With respect to the current findings, a natural extension of these results would be to examine whether pitch and rhythm contours also exhibit redundancy gains in the processing of melodies. Multiple questions could be considered in this regard, including whether comparable pitch and rhythm contours, relative to varying pitch and rhythm contours, induce more accurate short-term memory for melodies and increased accuracy in judgements of pitch and/or duration content in these melodies (e.g., did such melodies contain a given pitch or duration?). Interestingly, such work would converge in its implications involving the relation between pitch and temporal dimensions in music processing, as discussed previously.

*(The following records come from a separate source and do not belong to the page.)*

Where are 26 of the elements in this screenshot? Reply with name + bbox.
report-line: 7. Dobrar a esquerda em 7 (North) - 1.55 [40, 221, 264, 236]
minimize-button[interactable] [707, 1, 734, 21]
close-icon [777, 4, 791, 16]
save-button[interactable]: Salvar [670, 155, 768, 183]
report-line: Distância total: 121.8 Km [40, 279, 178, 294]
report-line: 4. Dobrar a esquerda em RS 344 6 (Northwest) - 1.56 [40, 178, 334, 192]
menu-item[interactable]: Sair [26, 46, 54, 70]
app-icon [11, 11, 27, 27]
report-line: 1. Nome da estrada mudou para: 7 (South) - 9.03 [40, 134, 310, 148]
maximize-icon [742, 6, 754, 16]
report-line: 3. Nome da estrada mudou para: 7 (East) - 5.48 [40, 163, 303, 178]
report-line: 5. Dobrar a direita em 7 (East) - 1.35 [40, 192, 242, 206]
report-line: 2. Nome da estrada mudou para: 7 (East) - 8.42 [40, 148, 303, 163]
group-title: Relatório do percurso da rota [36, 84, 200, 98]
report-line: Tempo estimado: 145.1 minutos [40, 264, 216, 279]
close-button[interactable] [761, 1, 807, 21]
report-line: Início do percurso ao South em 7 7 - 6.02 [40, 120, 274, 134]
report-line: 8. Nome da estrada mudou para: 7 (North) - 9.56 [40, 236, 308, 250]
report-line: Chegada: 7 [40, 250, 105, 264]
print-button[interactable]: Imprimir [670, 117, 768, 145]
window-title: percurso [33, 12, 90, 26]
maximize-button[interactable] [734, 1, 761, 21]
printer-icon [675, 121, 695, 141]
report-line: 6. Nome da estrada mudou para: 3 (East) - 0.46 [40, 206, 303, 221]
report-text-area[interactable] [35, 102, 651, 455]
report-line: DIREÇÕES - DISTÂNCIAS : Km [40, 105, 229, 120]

In summary, the current results demonstrating listeners’ abilities to form rhythm contours and the use of such information in musical processing provide an important extension to previous work on rhythm perception, as well as on the role of contour information in musical apprehension. Even more generally, these findings provide important insights into our understanding of how listeners actively understand complex auditory sequences that continuously change in their multidimensional attributes (e.g., pitch, duration, loudness, timbre). Accordingly, such work has the potential to shed new light onto general processes involved with the perception and organization of complex auditory information, with corresponding implications across a wide array of auditory domains.